Can foreign buyers be blamed for the rising prices of Australian property?
The sale of Australian property to foreign buyers is significantly affected by the restrictions imposed due to the COVID-19 breakout. The Foreign Investment Review Board survey indicated that international property purchase has dropped and has hit a record low. The residential real-estate sale dropped from 40,141 in 2016 to 7,056 in 2021.
CoreLogic supports the same as Tim Lawless stated that demand has fallen significantly over the past 6 years.
The Aussie property market is still lucrative for foreign investors as it extends a sense of security and certainty among investors. The international investors are waiting for the cross-borders restrictions to ease up.
Therefore, in the current scenario, it can be said that foreign investors cannot be blamed for the inflated dwelling costs in the property market of Australia.
Who is most affected by the increasing prices of property?
At present, AU$9 trillion worth of property is owned by Australians, and an extra trillion has been added in just 5 months. It is interesting to know that Australians owe approximately AU$2 trillion to the banks and 60% of the total loan amount is invested in residential real estate.
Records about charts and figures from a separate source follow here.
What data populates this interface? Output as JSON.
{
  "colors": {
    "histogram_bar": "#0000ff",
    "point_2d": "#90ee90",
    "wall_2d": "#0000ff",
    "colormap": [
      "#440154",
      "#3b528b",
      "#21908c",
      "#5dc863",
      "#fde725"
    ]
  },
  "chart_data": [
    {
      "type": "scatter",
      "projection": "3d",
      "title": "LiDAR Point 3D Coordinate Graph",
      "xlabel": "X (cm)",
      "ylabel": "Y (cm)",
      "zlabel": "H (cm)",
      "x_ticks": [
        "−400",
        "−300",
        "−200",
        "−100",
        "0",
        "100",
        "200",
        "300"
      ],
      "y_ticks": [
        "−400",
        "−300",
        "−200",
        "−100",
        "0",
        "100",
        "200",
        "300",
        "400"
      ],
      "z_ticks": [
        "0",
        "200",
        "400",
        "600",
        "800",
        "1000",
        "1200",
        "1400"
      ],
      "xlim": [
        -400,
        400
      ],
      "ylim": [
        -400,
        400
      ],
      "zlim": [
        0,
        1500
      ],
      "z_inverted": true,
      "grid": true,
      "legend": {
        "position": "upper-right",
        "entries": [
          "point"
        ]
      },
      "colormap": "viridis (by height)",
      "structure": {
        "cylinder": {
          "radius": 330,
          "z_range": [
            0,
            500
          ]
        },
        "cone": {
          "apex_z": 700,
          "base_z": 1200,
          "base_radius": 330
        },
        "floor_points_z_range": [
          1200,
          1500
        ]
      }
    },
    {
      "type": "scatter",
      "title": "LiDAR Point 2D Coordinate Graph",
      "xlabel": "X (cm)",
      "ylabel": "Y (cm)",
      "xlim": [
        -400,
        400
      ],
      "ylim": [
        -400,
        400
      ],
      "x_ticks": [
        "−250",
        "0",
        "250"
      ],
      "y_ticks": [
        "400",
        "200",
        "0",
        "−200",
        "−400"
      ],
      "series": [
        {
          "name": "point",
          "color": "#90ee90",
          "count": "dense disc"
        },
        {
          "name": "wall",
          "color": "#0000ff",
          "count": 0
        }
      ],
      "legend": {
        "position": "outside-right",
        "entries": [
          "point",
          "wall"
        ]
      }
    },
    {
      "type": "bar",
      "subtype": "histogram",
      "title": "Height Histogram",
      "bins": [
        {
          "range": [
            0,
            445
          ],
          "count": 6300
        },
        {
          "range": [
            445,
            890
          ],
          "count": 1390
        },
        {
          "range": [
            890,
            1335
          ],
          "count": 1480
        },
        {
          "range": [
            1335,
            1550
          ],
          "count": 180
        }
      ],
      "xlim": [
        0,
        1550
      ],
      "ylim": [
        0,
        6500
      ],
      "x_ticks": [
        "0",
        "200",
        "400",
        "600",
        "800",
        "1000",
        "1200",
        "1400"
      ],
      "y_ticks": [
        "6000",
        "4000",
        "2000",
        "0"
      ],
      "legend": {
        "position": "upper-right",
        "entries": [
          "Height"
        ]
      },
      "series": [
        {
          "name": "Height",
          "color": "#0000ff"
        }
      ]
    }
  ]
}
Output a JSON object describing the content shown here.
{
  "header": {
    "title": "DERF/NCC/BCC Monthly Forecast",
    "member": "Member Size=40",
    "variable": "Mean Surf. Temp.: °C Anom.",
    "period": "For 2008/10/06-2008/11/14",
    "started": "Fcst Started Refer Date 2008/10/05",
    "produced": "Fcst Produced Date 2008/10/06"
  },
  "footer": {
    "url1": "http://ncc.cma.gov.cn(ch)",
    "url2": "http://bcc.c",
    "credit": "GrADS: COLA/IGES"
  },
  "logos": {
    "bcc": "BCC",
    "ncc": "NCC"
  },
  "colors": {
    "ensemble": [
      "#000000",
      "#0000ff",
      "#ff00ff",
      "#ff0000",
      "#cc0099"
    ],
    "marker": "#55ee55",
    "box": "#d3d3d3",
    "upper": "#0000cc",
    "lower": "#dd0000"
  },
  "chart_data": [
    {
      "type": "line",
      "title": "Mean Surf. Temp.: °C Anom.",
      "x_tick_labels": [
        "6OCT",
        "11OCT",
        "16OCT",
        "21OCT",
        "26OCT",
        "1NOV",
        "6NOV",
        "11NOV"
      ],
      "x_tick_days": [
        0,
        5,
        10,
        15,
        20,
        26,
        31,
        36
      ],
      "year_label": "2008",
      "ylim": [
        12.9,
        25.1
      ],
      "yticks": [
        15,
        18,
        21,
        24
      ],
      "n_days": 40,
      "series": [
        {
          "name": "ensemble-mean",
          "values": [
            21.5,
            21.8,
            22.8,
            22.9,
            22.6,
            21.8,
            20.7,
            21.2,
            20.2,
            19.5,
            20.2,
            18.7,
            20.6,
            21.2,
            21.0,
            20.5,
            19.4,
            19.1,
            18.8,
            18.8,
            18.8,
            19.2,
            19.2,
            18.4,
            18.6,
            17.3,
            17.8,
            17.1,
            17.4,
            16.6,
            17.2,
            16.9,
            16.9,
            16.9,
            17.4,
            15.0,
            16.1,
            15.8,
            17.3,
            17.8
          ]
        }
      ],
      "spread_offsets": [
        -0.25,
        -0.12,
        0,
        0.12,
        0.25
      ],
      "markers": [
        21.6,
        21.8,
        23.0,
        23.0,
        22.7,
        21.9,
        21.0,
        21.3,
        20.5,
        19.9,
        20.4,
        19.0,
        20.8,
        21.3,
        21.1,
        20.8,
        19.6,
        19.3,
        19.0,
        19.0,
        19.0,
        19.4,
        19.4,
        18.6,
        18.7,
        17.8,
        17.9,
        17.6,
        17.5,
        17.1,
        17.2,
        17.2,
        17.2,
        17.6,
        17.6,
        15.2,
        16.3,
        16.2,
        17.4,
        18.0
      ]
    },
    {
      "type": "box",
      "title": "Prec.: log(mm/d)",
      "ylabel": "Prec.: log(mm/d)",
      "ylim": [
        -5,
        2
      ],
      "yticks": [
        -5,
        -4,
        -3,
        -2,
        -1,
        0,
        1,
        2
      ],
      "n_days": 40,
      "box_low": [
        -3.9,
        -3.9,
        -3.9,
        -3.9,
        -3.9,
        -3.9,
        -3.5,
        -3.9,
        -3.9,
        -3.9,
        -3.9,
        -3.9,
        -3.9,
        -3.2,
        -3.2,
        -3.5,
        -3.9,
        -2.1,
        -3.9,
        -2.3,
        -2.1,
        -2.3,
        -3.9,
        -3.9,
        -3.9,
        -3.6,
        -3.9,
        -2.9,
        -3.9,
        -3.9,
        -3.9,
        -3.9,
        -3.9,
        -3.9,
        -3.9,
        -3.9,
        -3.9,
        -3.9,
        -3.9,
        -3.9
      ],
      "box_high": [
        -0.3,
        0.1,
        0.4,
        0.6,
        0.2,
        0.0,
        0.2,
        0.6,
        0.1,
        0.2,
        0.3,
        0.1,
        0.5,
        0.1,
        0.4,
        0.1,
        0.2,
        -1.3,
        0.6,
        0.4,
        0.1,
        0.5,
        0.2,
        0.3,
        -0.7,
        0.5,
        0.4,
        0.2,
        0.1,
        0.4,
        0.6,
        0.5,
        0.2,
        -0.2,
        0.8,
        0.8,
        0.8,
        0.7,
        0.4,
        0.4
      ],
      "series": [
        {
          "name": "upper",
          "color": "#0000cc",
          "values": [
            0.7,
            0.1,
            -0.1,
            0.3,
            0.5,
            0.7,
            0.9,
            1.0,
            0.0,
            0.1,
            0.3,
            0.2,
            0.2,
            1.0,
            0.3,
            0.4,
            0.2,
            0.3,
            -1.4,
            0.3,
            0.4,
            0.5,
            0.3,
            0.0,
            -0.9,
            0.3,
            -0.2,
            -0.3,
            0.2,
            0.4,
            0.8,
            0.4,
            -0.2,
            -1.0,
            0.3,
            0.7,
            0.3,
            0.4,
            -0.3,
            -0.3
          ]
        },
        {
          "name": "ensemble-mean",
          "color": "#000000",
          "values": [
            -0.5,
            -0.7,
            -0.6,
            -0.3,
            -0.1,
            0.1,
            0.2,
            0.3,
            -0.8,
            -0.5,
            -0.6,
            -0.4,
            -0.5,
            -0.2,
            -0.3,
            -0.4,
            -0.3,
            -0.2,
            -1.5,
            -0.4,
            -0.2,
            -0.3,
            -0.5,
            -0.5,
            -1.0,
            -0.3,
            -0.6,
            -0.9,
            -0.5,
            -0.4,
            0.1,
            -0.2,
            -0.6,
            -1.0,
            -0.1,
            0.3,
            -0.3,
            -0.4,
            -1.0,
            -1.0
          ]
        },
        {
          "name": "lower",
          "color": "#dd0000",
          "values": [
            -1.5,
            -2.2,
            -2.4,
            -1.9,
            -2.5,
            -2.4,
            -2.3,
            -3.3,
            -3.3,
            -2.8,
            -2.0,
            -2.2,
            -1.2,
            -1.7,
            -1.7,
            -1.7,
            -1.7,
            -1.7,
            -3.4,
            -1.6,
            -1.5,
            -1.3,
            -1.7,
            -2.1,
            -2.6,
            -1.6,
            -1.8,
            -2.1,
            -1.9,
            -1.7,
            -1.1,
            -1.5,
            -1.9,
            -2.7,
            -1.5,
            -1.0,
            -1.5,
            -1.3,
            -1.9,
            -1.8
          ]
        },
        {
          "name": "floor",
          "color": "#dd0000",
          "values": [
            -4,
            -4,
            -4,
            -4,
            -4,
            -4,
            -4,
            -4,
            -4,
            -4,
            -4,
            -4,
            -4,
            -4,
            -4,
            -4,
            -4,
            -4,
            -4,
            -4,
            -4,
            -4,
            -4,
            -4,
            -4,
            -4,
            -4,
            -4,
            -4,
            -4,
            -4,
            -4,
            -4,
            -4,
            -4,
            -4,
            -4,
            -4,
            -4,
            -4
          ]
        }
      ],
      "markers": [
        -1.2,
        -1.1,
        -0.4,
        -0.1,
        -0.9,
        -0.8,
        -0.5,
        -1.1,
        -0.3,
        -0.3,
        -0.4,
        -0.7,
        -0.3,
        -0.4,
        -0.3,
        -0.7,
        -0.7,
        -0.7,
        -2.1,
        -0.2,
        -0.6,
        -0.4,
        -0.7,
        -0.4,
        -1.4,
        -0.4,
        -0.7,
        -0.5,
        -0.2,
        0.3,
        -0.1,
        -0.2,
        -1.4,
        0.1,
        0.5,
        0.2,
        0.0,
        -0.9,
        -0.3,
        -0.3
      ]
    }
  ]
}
The total debt amount is around $2 trillion and the valuation of property is $9 trillion, and these numbers look safe bet. But the issue comes into the picture with the fact that debt is skewed to younger Australians. Younger Australians are in debt and the speed at which debt has increased is significant.
Moreover, middle-class buyers are affected by the rising prices as they are struggling to save the funds for making the purchase. Inequality think-tank per capita’s executive director, Emma Watson highlighted that the Australian employers’ salary has not increased for good since a decade but the property is facing acceleration in the context of prices. Thus, there is little to no hope that averaged income individual can purchase a property.
What do experts have to say about the Australian real-estate business?
As per the experts, the Australian property market may observe a significant rise in value with the opening of the borders. In October, 38 economists and experts presented their opinion as a part of the Finder RBA Cash Rate Survey. The survey results indicated that the experts opined that property prices in Melbourne will rise by 9% in the next year. The cost of houses in Brisbane will also rise by 8% by 2022.
Presently, the price rise is driven by the local investors and owner-occupiers, but in 2022, with the opening of international borders, the oversee investors will further trigger housing prices.
Bottom Line
The Australian Property market is on an upward trajectory and is expected that the rise will get steeper once international borders opens, as per the experts. At present, there are signs of a possible price reduction in housing prices due to increased supply and worsening pricing conditions. However, with APRA and RBA regulating the monetary side of the market, it will be interesting to see how the property market will perform after the removal of COVID-19 related restrictions.